Looking through the lens of a groundbreaking director
| CAMBRIDGE, MASS.
Errol Morris documents dreams.
The director credited with changing the way we see nonfiction films merges newsreel footage, reenactments, formal interviews, and dazzling cinematic technique to capture subjects' "dreams and nightmares."
"I've never bought the claim that style of presentation equals truth," says Mr. Morris, referring to his latest film, "Mr. Death: The Rise and Fall of Fred A. Leuchter Jr." An exploration of truth and fantasy, the film opened in theaters Wednesday in New York and Los Angeles; it opens elsewhere Jan. 14 (see review, page 16).
"Mr. Death" blends slow-motion flashbacks, digital video, 8-, l6-, and 35-millimeter film, split screens, silent film titles, and a surreal shot simply "because it would look neat." Morris considers all these a "palette of colors and techniques. Why work with one of them when you can work with them all?"
Tall and affable, answering questions slowly and precisely, the former philosophy student and private detective is as reluctant to categorize his subjects as he is his style.
"My films are anti-cinma vrit," he says. "I like the idea of people revealing themselves by what they say, not how they're labeled." He presents their memories as "subjective stories - dreams and nightmares - illustrations of untruth."
Morris's mlange of images has produced critics and imitators. Some traditionalists called his breakthrough 1988 work, "The Thin Blue Line," flawed by its re-creations of varying versions of reality. Although its cinematic sleuthing helped solve a murder, the film has been blamed for triggering a rash of TV shows that blur distinctions between truth and fiction.
This is precisely Morris's point: One person's truth can be another's fantasy. "We think of documentaries as journalism, but I try to delve into the mental landscape, to see how people see themselves and the world. I like to have my cake and eat it, too. I like to think that I'm very subjective, with a clear objective element."
What does he owe the people who bare their souls, and often their absurd notions, before his unblinking camera? "You owe your subjects and yourself the responsibility to tell not so much a balanced story as an interesting story. You owe it to them to take their story seriously."
Since the success of "A Thin Blue Line," Morris has achieved a nonfiction rarity: extended theatrical showings of his films. He has been awarded a MacArthur Foundation "genius grant" and honored around the world with retrospective showings. His most frequent phone callers, once bill collectors, are now companies eager to have him direct television commercials.
But for six years, he recalls, "no one wanted to put a penny into" the story of Fred A. Leuchter Jr., a technician equally committed to "humane" executions and to the notion that the Nazis didn't gas Jews during World War II.
Finally, Morris received $2 million to make the film from backers in America and Britain, where the film is in commercial release and will be broadcast in early 2000. "It's easy to condemn Fred [Leuchter]," Morris says. "It's much harder to examine him and to present him as a person.

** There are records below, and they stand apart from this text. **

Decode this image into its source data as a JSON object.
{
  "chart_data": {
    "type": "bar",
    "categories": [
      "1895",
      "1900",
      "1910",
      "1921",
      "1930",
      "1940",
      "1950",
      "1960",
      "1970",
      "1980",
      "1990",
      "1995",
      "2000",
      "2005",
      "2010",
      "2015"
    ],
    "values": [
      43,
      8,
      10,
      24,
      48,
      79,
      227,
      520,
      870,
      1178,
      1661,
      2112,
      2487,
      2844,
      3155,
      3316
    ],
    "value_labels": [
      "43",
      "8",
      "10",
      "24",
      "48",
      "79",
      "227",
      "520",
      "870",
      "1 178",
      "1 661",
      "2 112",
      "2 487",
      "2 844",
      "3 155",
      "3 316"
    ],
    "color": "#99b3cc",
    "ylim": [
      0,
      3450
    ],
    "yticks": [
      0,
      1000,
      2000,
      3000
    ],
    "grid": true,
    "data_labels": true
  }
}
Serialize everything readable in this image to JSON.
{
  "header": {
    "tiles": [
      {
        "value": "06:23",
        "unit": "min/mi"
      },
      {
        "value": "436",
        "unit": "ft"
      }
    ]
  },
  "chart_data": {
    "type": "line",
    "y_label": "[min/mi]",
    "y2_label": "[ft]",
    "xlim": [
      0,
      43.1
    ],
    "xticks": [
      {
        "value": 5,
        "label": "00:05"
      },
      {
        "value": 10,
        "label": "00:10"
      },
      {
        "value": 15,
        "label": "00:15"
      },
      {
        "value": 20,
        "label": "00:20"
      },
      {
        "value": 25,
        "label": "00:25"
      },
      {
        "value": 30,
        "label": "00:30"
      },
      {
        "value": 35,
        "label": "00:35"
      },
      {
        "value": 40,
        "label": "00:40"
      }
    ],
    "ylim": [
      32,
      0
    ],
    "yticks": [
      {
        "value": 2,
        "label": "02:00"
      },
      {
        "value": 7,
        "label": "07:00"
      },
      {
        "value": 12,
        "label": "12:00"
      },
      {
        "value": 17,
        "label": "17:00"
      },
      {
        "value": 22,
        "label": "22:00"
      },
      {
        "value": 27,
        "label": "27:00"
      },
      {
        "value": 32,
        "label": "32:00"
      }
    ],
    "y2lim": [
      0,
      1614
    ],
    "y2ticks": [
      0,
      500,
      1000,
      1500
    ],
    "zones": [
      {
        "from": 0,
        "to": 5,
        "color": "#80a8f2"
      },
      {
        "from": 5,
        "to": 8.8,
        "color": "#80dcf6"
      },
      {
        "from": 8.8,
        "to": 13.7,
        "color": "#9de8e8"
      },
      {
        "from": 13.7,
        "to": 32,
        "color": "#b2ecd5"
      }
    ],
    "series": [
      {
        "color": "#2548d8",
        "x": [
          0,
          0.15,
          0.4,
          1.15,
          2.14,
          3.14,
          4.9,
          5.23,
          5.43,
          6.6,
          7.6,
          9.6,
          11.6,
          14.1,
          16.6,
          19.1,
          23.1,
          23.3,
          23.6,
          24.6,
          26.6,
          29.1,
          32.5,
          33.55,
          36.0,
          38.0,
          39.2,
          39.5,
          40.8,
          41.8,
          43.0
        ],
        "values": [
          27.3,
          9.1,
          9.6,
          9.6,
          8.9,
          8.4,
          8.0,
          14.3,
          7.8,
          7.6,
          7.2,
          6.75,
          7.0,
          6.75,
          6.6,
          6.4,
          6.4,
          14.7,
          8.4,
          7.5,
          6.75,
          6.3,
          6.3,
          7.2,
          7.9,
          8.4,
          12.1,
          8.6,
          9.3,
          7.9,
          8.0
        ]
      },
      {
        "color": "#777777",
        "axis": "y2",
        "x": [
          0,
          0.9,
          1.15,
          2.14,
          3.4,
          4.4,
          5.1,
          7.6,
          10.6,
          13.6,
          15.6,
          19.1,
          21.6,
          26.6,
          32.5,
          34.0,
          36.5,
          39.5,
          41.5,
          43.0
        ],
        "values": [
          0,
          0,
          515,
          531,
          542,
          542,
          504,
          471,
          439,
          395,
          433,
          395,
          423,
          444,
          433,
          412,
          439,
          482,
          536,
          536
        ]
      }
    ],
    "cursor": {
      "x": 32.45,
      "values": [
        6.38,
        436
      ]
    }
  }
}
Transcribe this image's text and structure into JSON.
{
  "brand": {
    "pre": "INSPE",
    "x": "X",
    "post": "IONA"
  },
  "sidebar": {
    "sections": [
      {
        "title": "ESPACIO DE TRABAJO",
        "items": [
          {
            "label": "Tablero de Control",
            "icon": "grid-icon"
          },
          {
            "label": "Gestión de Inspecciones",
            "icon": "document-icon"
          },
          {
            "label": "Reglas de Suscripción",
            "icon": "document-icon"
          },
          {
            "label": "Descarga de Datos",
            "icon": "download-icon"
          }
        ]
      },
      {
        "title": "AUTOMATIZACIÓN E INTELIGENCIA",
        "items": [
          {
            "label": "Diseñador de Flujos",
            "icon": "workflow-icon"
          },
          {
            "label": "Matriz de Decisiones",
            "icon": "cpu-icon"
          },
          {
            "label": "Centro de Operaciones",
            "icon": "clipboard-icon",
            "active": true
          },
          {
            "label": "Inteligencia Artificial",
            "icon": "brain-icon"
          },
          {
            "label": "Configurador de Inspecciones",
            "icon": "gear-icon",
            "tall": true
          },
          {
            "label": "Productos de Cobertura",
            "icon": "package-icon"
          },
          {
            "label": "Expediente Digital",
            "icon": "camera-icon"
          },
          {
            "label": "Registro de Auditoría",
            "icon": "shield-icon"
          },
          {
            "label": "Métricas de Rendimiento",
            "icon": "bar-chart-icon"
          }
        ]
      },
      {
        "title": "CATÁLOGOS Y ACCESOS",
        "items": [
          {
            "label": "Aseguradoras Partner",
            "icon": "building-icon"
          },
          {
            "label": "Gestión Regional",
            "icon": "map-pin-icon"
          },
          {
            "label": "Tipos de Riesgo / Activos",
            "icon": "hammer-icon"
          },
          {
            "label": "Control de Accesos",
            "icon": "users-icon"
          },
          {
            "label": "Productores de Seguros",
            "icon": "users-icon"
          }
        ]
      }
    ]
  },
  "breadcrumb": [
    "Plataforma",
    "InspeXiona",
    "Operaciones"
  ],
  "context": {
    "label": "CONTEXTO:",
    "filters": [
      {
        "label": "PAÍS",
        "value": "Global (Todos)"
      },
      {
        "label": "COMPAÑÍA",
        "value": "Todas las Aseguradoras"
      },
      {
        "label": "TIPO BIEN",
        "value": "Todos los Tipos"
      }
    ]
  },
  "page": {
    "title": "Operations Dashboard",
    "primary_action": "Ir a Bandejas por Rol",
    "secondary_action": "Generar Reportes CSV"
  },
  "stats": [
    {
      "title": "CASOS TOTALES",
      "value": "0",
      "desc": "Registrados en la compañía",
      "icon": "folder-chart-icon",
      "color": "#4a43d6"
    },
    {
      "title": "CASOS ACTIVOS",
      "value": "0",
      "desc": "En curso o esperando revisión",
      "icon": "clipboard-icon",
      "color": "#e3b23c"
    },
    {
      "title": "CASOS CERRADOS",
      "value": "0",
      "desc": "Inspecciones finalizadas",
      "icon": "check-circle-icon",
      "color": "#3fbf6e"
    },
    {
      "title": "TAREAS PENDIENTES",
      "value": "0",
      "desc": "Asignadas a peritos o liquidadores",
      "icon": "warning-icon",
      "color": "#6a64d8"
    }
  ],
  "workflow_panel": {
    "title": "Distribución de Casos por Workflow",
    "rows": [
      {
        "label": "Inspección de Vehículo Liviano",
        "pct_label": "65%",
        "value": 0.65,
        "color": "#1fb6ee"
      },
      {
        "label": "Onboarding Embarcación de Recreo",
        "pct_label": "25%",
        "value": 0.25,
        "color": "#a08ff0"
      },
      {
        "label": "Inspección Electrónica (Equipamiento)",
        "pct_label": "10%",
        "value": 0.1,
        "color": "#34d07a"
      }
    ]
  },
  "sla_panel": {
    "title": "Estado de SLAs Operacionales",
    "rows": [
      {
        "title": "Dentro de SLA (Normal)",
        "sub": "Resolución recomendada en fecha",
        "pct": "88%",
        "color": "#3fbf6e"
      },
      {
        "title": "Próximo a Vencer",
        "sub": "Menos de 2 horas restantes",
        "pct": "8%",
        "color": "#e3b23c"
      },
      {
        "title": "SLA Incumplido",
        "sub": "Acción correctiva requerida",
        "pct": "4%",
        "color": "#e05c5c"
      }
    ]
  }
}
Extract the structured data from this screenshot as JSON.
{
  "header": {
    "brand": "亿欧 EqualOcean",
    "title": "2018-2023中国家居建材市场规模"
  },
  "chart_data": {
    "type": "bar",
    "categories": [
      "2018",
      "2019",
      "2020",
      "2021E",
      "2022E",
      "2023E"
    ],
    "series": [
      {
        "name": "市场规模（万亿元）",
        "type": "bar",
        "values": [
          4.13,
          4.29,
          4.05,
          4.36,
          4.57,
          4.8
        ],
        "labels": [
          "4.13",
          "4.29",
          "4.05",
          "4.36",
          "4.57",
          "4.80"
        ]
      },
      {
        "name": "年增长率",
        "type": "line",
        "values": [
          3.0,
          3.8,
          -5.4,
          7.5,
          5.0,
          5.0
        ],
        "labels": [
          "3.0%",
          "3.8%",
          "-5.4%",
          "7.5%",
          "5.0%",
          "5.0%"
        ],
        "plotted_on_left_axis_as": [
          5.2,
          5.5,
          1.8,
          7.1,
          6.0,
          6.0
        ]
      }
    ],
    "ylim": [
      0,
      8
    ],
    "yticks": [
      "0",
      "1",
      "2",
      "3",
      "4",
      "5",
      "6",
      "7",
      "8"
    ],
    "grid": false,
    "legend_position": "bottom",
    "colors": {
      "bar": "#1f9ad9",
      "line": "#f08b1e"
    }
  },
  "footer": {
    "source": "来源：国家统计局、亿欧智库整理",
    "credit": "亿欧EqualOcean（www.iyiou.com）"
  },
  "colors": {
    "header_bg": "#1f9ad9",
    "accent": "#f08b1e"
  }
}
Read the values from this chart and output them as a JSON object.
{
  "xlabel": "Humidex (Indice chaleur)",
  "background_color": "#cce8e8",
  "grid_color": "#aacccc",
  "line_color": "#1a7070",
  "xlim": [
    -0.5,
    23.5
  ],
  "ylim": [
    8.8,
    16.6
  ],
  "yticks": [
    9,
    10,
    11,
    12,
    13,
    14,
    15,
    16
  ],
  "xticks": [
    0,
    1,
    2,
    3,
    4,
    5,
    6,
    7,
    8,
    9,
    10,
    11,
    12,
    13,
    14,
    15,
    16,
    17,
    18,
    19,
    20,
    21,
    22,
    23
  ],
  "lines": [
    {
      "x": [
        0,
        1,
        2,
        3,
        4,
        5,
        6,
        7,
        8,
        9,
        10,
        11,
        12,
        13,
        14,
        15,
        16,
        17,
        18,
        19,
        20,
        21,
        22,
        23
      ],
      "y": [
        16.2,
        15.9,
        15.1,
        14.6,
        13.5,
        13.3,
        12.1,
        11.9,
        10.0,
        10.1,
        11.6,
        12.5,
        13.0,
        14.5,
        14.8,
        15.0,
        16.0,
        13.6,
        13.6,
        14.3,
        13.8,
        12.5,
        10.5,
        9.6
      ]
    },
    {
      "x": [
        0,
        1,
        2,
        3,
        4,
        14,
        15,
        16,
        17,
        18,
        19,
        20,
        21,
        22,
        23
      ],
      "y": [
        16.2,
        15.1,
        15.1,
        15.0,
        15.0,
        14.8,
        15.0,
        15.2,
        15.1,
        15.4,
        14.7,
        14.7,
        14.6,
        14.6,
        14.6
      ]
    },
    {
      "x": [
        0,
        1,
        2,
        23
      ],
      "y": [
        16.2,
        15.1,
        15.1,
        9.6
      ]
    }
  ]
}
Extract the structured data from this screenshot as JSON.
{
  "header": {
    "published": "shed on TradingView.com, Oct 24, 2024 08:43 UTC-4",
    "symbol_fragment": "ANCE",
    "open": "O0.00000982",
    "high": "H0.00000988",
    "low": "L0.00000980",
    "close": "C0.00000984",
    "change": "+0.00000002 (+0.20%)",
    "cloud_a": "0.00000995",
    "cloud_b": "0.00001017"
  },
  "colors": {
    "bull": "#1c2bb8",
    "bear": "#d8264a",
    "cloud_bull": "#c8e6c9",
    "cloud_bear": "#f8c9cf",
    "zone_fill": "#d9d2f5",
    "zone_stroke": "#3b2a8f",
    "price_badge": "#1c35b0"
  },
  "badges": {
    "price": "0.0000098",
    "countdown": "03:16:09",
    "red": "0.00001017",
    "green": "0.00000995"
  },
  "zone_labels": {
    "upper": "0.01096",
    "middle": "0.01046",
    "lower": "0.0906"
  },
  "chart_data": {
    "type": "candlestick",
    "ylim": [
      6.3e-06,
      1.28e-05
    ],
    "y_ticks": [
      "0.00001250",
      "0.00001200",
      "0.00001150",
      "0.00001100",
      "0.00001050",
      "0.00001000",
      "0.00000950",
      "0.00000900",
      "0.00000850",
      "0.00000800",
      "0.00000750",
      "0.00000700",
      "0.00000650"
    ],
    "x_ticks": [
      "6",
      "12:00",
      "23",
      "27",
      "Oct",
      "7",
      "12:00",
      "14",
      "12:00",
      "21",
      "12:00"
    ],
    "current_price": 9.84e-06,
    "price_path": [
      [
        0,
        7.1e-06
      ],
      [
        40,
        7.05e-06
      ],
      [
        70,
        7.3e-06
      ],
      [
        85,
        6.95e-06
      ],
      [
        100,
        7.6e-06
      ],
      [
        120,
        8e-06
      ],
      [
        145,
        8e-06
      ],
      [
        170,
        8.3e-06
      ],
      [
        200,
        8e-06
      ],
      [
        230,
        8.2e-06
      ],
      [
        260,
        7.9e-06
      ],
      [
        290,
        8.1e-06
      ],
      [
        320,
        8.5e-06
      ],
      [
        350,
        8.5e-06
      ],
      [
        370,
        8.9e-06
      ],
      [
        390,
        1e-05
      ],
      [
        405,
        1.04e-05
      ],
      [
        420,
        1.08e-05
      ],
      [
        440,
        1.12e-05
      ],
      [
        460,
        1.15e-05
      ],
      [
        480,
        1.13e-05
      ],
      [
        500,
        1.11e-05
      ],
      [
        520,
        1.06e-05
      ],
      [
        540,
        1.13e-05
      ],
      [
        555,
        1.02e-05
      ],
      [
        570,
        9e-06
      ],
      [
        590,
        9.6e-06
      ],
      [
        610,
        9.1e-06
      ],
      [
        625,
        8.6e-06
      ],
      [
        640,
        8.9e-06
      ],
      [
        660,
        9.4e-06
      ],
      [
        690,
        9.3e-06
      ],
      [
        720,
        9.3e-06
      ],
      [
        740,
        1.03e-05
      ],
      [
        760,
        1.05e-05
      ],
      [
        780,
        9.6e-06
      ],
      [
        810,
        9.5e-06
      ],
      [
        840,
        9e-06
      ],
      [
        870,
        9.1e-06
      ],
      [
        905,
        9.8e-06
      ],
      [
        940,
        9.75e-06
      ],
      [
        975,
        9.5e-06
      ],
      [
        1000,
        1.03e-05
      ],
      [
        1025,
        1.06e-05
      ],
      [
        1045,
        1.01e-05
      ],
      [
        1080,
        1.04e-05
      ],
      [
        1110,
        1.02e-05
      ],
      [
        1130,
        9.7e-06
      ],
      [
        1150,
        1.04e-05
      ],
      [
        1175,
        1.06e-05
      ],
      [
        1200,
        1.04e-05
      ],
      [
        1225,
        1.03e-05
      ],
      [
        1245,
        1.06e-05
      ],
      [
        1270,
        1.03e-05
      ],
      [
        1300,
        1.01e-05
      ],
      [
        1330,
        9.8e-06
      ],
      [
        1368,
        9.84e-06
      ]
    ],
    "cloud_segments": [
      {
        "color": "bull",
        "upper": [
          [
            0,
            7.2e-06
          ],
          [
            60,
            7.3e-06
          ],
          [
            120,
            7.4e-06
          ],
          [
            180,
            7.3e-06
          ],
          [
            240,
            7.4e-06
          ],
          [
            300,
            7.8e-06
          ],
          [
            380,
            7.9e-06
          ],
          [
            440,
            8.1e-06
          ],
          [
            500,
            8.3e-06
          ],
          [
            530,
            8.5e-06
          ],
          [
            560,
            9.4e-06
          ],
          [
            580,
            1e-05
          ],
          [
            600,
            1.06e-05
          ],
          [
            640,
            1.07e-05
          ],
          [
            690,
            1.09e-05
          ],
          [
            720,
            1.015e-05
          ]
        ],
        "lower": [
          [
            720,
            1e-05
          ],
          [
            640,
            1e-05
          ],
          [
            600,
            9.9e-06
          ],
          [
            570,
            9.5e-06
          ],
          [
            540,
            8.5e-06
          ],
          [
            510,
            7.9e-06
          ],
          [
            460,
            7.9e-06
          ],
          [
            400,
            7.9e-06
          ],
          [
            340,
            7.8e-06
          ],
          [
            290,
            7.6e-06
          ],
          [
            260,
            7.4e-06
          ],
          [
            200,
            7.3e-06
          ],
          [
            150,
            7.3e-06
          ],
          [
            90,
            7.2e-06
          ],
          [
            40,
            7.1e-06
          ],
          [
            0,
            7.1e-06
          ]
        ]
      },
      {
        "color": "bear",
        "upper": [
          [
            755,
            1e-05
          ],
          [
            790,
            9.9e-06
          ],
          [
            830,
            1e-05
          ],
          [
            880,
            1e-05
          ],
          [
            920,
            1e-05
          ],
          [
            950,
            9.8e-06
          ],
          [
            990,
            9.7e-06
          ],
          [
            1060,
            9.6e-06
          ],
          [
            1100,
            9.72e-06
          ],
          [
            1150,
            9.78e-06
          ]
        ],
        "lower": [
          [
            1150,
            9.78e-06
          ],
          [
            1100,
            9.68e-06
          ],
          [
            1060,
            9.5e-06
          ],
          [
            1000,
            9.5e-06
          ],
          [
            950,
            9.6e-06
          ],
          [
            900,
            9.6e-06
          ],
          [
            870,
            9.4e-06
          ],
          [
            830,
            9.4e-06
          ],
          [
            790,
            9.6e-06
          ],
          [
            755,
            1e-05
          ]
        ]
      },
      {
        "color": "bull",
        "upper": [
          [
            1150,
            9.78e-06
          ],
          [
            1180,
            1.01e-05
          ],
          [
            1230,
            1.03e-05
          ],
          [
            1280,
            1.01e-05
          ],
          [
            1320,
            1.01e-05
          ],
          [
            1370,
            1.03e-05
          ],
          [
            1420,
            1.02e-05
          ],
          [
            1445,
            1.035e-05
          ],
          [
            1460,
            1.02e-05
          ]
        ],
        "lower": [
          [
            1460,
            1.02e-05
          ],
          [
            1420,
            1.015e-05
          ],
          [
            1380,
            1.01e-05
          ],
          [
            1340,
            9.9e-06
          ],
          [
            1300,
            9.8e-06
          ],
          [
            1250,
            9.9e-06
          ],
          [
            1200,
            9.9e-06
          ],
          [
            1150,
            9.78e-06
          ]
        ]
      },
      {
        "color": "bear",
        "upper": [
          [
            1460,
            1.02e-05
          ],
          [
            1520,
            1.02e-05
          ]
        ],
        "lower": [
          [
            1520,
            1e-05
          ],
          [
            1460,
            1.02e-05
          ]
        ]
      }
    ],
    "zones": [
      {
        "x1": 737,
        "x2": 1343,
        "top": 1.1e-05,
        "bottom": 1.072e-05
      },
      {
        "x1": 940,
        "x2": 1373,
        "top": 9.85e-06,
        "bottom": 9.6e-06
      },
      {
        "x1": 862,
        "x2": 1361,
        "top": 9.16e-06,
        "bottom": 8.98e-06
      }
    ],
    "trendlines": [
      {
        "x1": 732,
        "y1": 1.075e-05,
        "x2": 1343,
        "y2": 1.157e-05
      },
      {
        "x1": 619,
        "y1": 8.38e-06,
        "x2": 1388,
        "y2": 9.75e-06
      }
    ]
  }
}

It's very difficult, because his ideas are bad, pernicious. It's kind of a balancing act to be sympathetic to him but not at all to his ideas."
"Mr. Death" - which makes its subject's delusions implicitly clear - includes some of Morris's oldest and newest techniques. For his first, five-hour interview with Mr. Leuchter, he introduced what he has called the Interrotron, which lets people look directly into the lens while the director interviews them.
This "talking head" technique emerged from Mr. Morris's first film, "Gates of Heaven" (1978). In that film, shot for just $120,000, he confronted subjects with deliberately obtrusive camera equipment and simply let them talk - about pets, children, ambitions, anything that came into their minds. The result is beyond any category, a poignant, hilarious glimpse of ordinary peoples' hopes and dreams.
In March, Morris will revisit this genre with a series of first-person vignettes for British TV and the BRAVO cable channel. And despite two earlier fiascoes, he hasn't given up his dream of making a commercial feature. A project on bank robbers he prepared for stars Tom Waits and Mickey Rourke never panned out. He directed an adaptation of Tony Hillerman's mystery "The Dark Wind" for Robert Redford, but was dismissed before he could edit it.
Now, he hopes to document a story about the rights of the mentally ill. A Florida man was involuntarily committed in a state mental hospital for 14 years. He had refused to take medication or submit to electroshock therapy; his lawsuit established the constitutional right to adequate treatment for mental patients. "It's a landmark case, and it's always deeply fascinated me," Morris says. When he takes it on, he won't be bound by Hollywood's traditional shooting schedule. Instead, he films as much as possible. "Don't ask me about shooting ratio" - the proportion of film shot to the finished product. "That's utterly meaningless. More is more!"